Foi aí que tudo recomeçou.
Mirtes sentiu-se
magoada, ofendida, indignada, e respondeu à altura:
— Estúpido!
O clima entre
eles ficou tenso, nem terminaram o café da manhã. Voltaram para o apartamento
do hotel, arrumaram as malas de cara feia e desceram para encerrar a conta.

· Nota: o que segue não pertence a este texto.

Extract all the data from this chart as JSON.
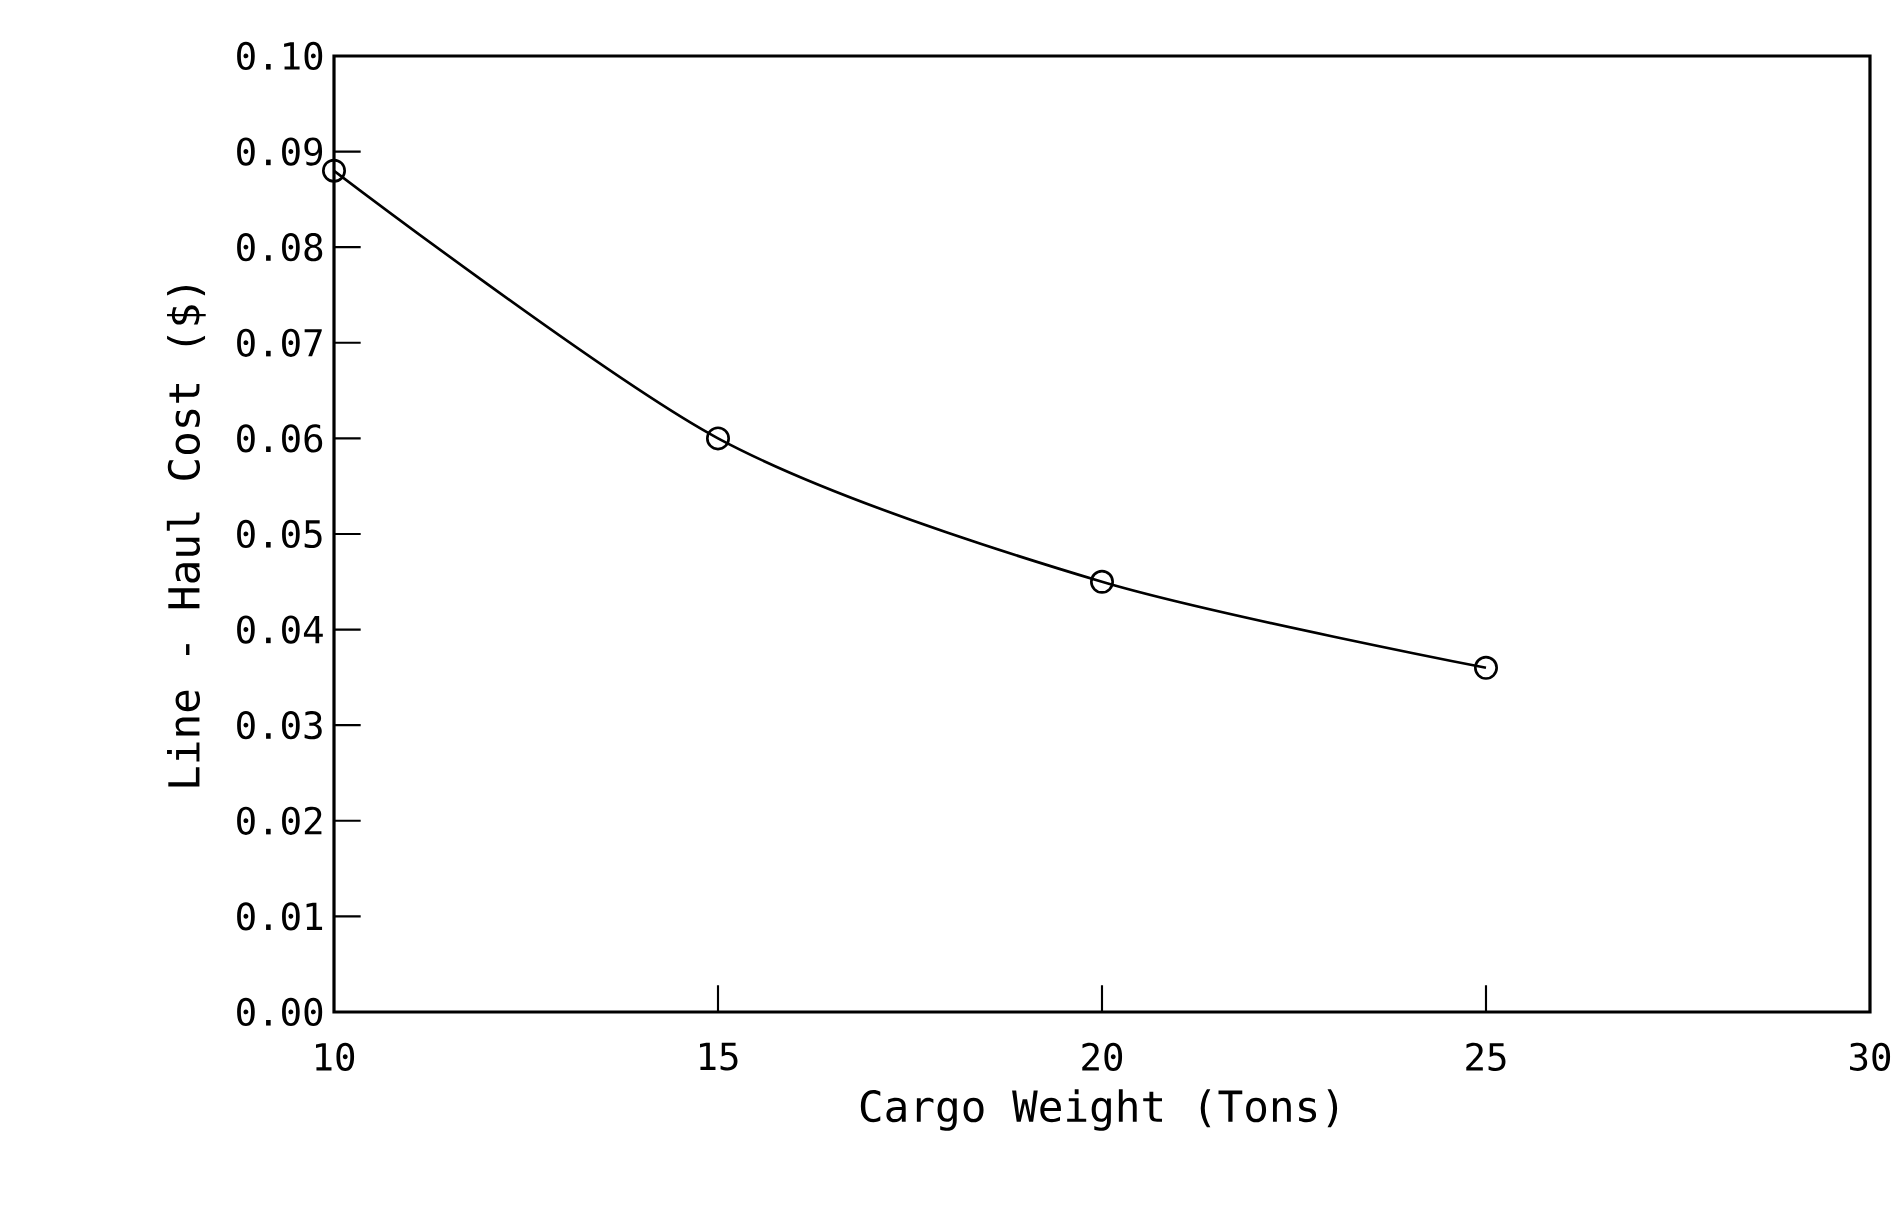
{
  "chart_data": {
    "type": "line",
    "xlabel": "Cargo Weight (Tons)",
    "ylabel": "Line - Haul Cost ($)",
    "x": [
      10,
      15,
      20,
      25
    ],
    "values": [
      0.088,
      0.06,
      0.045,
      0.036
    ],
    "color": "#000000",
    "marker": "circle",
    "line_style": "solid",
    "grid": false,
    "xlim": [
      10,
      30
    ],
    "xticks": [
      10,
      15,
      20,
      25,
      30
    ],
    "ylim": [
      0,
      0.1
    ],
    "yticks": [
      {
        "value": 0,
        "label": "0.00"
      },
      {
        "value": 0.01,
        "label": "0.01"
      },
      {
        "value": 0.02,
        "label": "0.02"
      },
      {
        "value": 0.03,
        "label": "0.03"
      },
      {
        "value": 0.04,
        "label": "0.04"
      },
      {
        "value": 0.05,
        "label": "0.05"
      },
      {
        "value": 0.06,
        "label": "0.06"
      },
      {
        "value": 0.07,
        "label": "0.07"
      },
      {
        "value": 0.08,
        "label": "0.08"
      },
      {
        "value": 0.09,
        "label": "0.09"
      },
      {
        "value": 0.1,
        "label": "0.10"
      }
    ]
  }
}
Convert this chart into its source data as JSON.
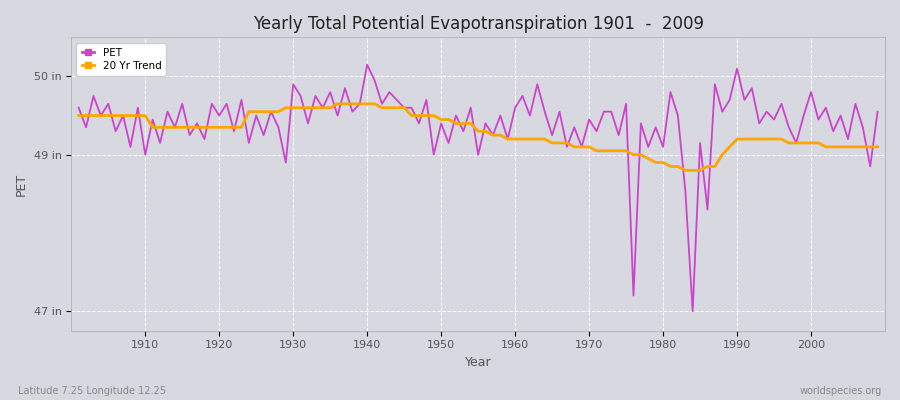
{
  "title": "Yearly Total Potential Evapotranspiration 1901  -  2009",
  "xlabel": "Year",
  "ylabel": "PET",
  "footnote_left": "Latitude 7.25 Longitude 12.25",
  "footnote_right": "worldspecies.org",
  "ylim": [
    46.75,
    50.5
  ],
  "yticks": [
    47.0,
    49.0,
    50.0
  ],
  "ytick_labels": [
    "47 in",
    "49 in",
    "50 in"
  ],
  "background_color": "#d8d8e0",
  "plot_bg_color": "#d8d8e0",
  "pet_color": "#cc44cc",
  "trend_color": "#ffa500",
  "pet_linewidth": 1.3,
  "trend_linewidth": 2.0,
  "xlim": [
    1900,
    2010
  ],
  "xticks": [
    1910,
    1920,
    1930,
    1940,
    1950,
    1960,
    1970,
    1980,
    1990,
    2000
  ],
  "years": [
    1901,
    1902,
    1903,
    1904,
    1905,
    1906,
    1907,
    1908,
    1909,
    1910,
    1911,
    1912,
    1913,
    1914,
    1915,
    1916,
    1917,
    1918,
    1919,
    1920,
    1921,
    1922,
    1923,
    1924,
    1925,
    1926,
    1927,
    1928,
    1929,
    1930,
    1931,
    1932,
    1933,
    1934,
    1935,
    1936,
    1937,
    1938,
    1939,
    1940,
    1941,
    1942,
    1943,
    1944,
    1945,
    1946,
    1947,
    1948,
    1949,
    1950,
    1951,
    1952,
    1953,
    1954,
    1955,
    1956,
    1957,
    1958,
    1959,
    1960,
    1961,
    1962,
    1963,
    1964,
    1965,
    1966,
    1967,
    1968,
    1969,
    1970,
    1971,
    1972,
    1973,
    1974,
    1975,
    1976,
    1977,
    1978,
    1979,
    1980,
    1981,
    1982,
    1983,
    1984,
    1985,
    1986,
    1987,
    1988,
    1989,
    1990,
    1991,
    1992,
    1993,
    1994,
    1995,
    1996,
    1997,
    1998,
    1999,
    2000,
    2001,
    2002,
    2003,
    2004,
    2005,
    2006,
    2007,
    2008,
    2009
  ],
  "pet_values": [
    49.6,
    49.35,
    49.75,
    49.5,
    49.65,
    49.3,
    49.5,
    49.1,
    49.6,
    49.0,
    49.45,
    49.15,
    49.55,
    49.35,
    49.65,
    49.25,
    49.4,
    49.2,
    49.65,
    49.5,
    49.65,
    49.3,
    49.7,
    49.15,
    49.5,
    49.25,
    49.55,
    49.35,
    48.9,
    49.9,
    49.75,
    49.4,
    49.75,
    49.6,
    49.8,
    49.5,
    49.85,
    49.55,
    49.65,
    50.15,
    49.95,
    49.65,
    49.8,
    49.7,
    49.6,
    49.6,
    49.4,
    49.7,
    49.0,
    49.4,
    49.15,
    49.5,
    49.3,
    49.6,
    49.0,
    49.4,
    49.25,
    49.5,
    49.2,
    49.6,
    49.75,
    49.5,
    49.9,
    49.55,
    49.25,
    49.55,
    49.1,
    49.35,
    49.1,
    49.45,
    49.3,
    49.55,
    49.55,
    49.25,
    49.65,
    47.2,
    49.4,
    49.1,
    49.35,
    49.1,
    49.8,
    49.5,
    48.55,
    47.0,
    49.15,
    48.3,
    49.9,
    49.55,
    49.7,
    50.1,
    49.7,
    49.85,
    49.4,
    49.55,
    49.45,
    49.65,
    49.35,
    49.15,
    49.5,
    49.8,
    49.45,
    49.6,
    49.3,
    49.5,
    49.2,
    49.65,
    49.35,
    48.85,
    49.55
  ],
  "trend_values": [
    49.5,
    49.5,
    49.5,
    49.5,
    49.5,
    49.5,
    49.5,
    49.5,
    49.5,
    49.5,
    49.35,
    49.35,
    49.35,
    49.35,
    49.35,
    49.35,
    49.35,
    49.35,
    49.35,
    49.35,
    49.35,
    49.35,
    49.35,
    49.55,
    49.55,
    49.55,
    49.55,
    49.55,
    49.6,
    49.6,
    49.6,
    49.6,
    49.6,
    49.6,
    49.6,
    49.65,
    49.65,
    49.65,
    49.65,
    49.65,
    49.65,
    49.6,
    49.6,
    49.6,
    49.6,
    49.5,
    49.5,
    49.5,
    49.5,
    49.45,
    49.45,
    49.4,
    49.4,
    49.4,
    49.3,
    49.3,
    49.25,
    49.25,
    49.2,
    49.2,
    49.2,
    49.2,
    49.2,
    49.2,
    49.15,
    49.15,
    49.15,
    49.1,
    49.1,
    49.1,
    49.05,
    49.05,
    49.05,
    49.05,
    49.05,
    49.0,
    49.0,
    48.95,
    48.9,
    48.9,
    48.85,
    48.85,
    48.8,
    48.8,
    48.8,
    48.85,
    48.85,
    49.0,
    49.1,
    49.2,
    49.2,
    49.2,
    49.2,
    49.2,
    49.2,
    49.2,
    49.15,
    49.15,
    49.15,
    49.15,
    49.15,
    49.1,
    49.1,
    49.1,
    49.1,
    49.1,
    49.1,
    49.1,
    49.1
  ]
}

Colocaram a bagagem no porta-malas do carro e partiram pela estrada em retorno
para casa. Mirtes estava mesmo enfurecida. Não se conteve e repetiu:
— Você é mesmo um
estúpido!
Para quê foi
dizer isso? A discussão se instalou novamente e não parou mais. Envenenado pelas ofensas mútuas, proferidas
com as vozes cada vez mais alteradas, Oswaldo foi acelerando, acelerando, a
velocidade aumentou muito, superou os limites de segurança, até que ele perdeu
o controle do veículo.
Foi de repente. O
carro preto derrapou no asfalto molhado, a alta velocidade o desestabilizou, passou
direto pela curva e seguiu descontrolado, em ziguezagues, até que desceu um
barranco e bateu numa árvore, lá embaixo, rodas para cima, longe das vistas de
quem passasse pela rodovia.
Então...
Mirtes estava
sangrando muito, presa nas ferragens. Desnorteada, olhou para o marido sem vida,
caído sobre o volante, um grande ferimento na cabeça. Ela não tinha a mínima
chance de sair dali sem ajuda. Suas forças se esvaiam muito depressa. Desistiu
do celular sem bateria, atinou para o ermo do local. Ninguém sentiria a falta
deles a tempo...
Em seus momentos
finais, Mirtes sentiu e entendeu como pode ser perversa uma impotência.